バグ技
イヤー懐かしす!この裏技に心当たりがあるそこの君!
さてはけっこういい歳の少年の心を忘れない大人かレディーだな!
やあ!諸君、僕はタカハシ・メイジだよ。前回の話の続きだよ!
俺はメンバーの先頭にしているコケモンをジッっと見る。
ふとん マゾタイプ あと5ふんコケモン
スキル:ねんちゃくぶつ
う~ん。マゾタイプか…数は多いんだが、序盤は厳しいんだよね。マゾタイプは低いレベルで進化するコケモンが多い。この、おきたくないって表情がなんともナイスなコケモンのふとんもそうだ。とても弱いコケモンなのだが少しレベルをあげると、布団にくるまったような姿のへんしんがんぼうコケモン、ねぶくろに進化する。ただ覚えるのは進化時に覚える「かったくなる」だけ。弱い。だがもう少し頑張ってレベルを上げると、最終進化形態のふっとんだになる。なぜか蝶のような神々しいグラになっている謎多きコケモンだ。しかし、そこまで育てるのが辛い。攻撃手段をほとんど持たないので他のコケモンに交代しながら戦闘で経験値を稼がねばならず、それが輪を掛けてしんどい。経験者談。

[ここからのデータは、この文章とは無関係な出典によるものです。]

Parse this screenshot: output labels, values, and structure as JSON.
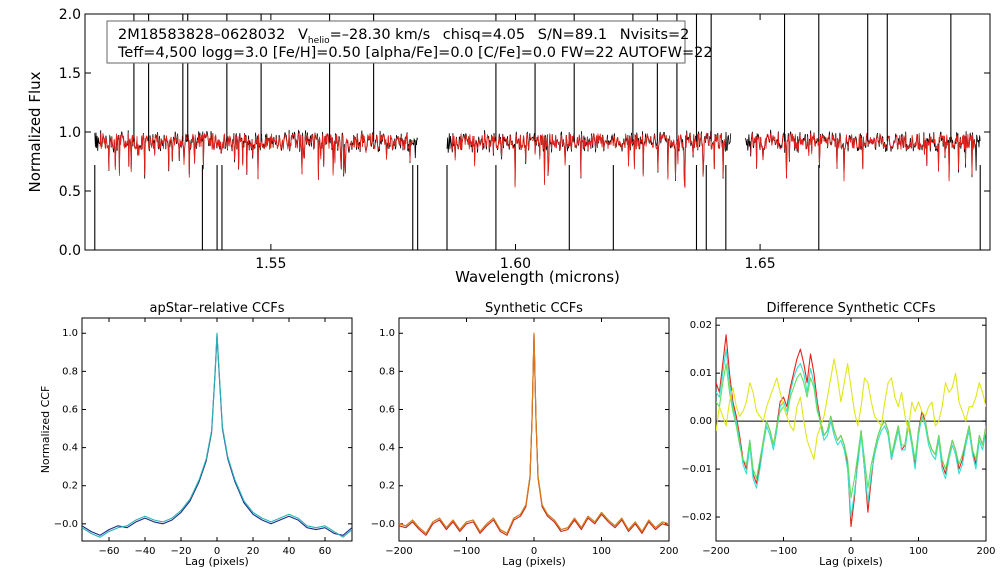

そこで俺が思い出したのはとあるバグ技で一気にコケモンのレベルを100にしてしまうものだ。えーと、確かアイテムが必要な数だけ持ってないと…ああ、なんとか足りるな。んで確か~段目にあるアイテムをセレクトで~して入れ替えーの、でよかったか? 後は戦闘してスキルを選んで~すれば、よし!コレでレベルがあがれば…!
ふとん は 18 の けいけんち を てにいれた!
ふとん の レベルが 100 にあがった!
「お!成功したぞ。いや~コレやったなあ~。ただやり過ぎるとROMが駄目になっちゃう可能性があるし、レベルが100になってもほとんど能力値も上がらないうえに選んだスキル消えちゃうからまるで褒められたもんでもないけど…」
おや? ふとん の きょどう が?
「残念ながらBボタンを連打したりはせんぞ?」
デ・デ・デ・デ・デ・デ・デ・デ・デ… (謎の鳴き声もとい電子音)
おめでとう! ふとん は ねぶくろ に しんかした!
「まーかったくなるしか使えないレベル100のねぶくろですけどねーw あー面白かった!さて部屋の片付けに戻るとしますかね」
よっこらせと俺が立ち上がってGBの電源を切る。
ん?
GBの画面が消えてない。進化したねぶくろが画面からずっと俺を見ている。
って、んな訳ないか!しっかし電源スイッチを何度切り替えても画面に変化がない。
「あちゃ~完全に故障かぁ? まあ古いから無理も無いか…」
俺は今しがた腰を下ろしていたベッドにGBをポンとほうり投げた。
はずだった。
「え?」
GBは未だ俺の手の中だ、いや、俺の右手に張り付いている!
…進化したねぶくろが画面からずっと俺を見ている。…嘘だろ?
すると一瞬で部屋の気配が変わる。
「ザワザワザワザワザワザワザワザワザワザワゼアザワザワザワザワザワザワザワザワ…!!!!」
「ひっ!なんだなんだぁ?!」
部屋中にザワザワと無数の声が響き段々と強くなって俺に覆いかぶさる。
「ザワザワザワザワザワゼアザワザワザワザワザワザワザワザワザワザワゼアザワザワ…!!!!」
「おいっ!誰かひとりだけ、ゼアゼア言ってるぞ? やるならちゃんとやれよ!?」
俺の苦し紛れのツッコミになんと手元のGBから声が上がる。
「うるさイッ!よくもボクをこんな目に遭わしてくれたナッ?!」
「って、ええっ?! お前が喋ったの?! 嘘だろ、こんな機能なんて…」
しかし、俺は最後までセリフを言えなかった。
無数の声はついに形となって俺に襲い掛かってきたからだ。
…「「「「よくもやってくれたナァ!? 地獄に落ちロッ!!」」」」…
ゲーム機の画面から凄まじい青白い閃光と電撃が俺を包む。
「痛ってええええ!?マジヤバ!?うぎゃあああああああああぁぁあぁアぁぁぁ…」
こうしてタカハシ・メイジは世界から消滅した。
あまりの衝撃に雷が家に落ちたものかとタカハシ家の住人が家に異変がないか見回ったところ。次男の私室で床に大きな焦げ跡と大破した家庭用携帯ゲーム機を発見したという。
しかし、次男であるタカハシ・メイジは家の中から完全に姿を消し去り、警察に捜索届が出されているが進展はない。この事件はかの〇ックス〇ァイルとしても取り扱われた…という都市伝説があるとかないとか。